Among other things, $165,500 is to be spent on special code-enforcement to eliminate blight, $117,473 is to help some 19 households make home down-payments, $24,995 will be spent from Hamilton’s general fund to rehab and resell a single-family house for a low-income family and $20,000 in CDBG money will help viable for-profit businesses expand.

The spending plan recently was discussed by the Hamilton Planning Commission. Hamilton City Council will hold a public hearing on the Annual Action Plan for the city, which outlines the proposed spending, at 6 p.m. today. The council also will consider the ordinance approving the spending for a first time at the meeting, with a vote on the proposed spending likely at its Feb. 27 meeting.

Some feel the plans for such spending should receive more input from the public. City officials responded that they have used several approaches to get feedback from citizens.

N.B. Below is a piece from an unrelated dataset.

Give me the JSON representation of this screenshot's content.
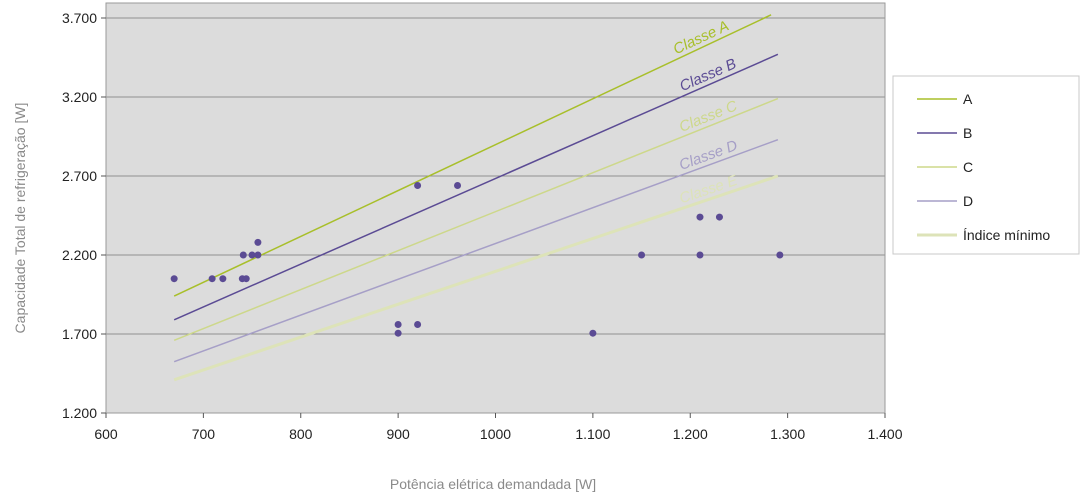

Hamilton real-estate agent Phil Morrical said the city used to have a formal process that sought input from the city’s business districts over a period of months.

“We used to have the Rediscover Hamilton group, that was the business districts, and we used to sit down monthly and talk about what was going on in the districts, so we could spread the buzz if something new was going on,” Morrical said.

Among the business districts represented were the downtown area, Lindenwald, the Second- and Fourth wards, representatives of the Ohio 4 corridor, Main Street/Rossville and German Village.

“Each year we would go over the CDBG monies coming in, and we’d discuss projects each of the districts wanted to do,” he said.

Rather than fighting each other for projects at City Council, the business districts decided to discuss the projects among themselves and try to reach consensus on which projects were most deserving, Morrical said.

That system of input stopped four or five years ago, he said.

“It was a very great process,” Morrical said.

Hamilton Finance Director Dave Jones said the current city staff that handles CDBG funds “was not involved and unaware of the process Mr. Morrical refers to.”

“However,” he added, “any of the city’s business districts are welcome to join in the process and the Neighborhood Development Division staff are always looking to increase participation and welcome any input.”

He noted Neighborhood Development staff has doubled out the number of surveys it mails out, and wrote both English and Spanish versions of the surveys. The staff also added an online version of the survey. They also held seven community meetings to discuss the plans, he said.

How Hamilton will spend federal funds to help the poor

  • Minor home repairs and other assistance for 51 low-income households
  • Improvements to 3 fire stations in low-income areas
  • Public services including transportation and helping homeless
  • Code enforcement to eliminate blight.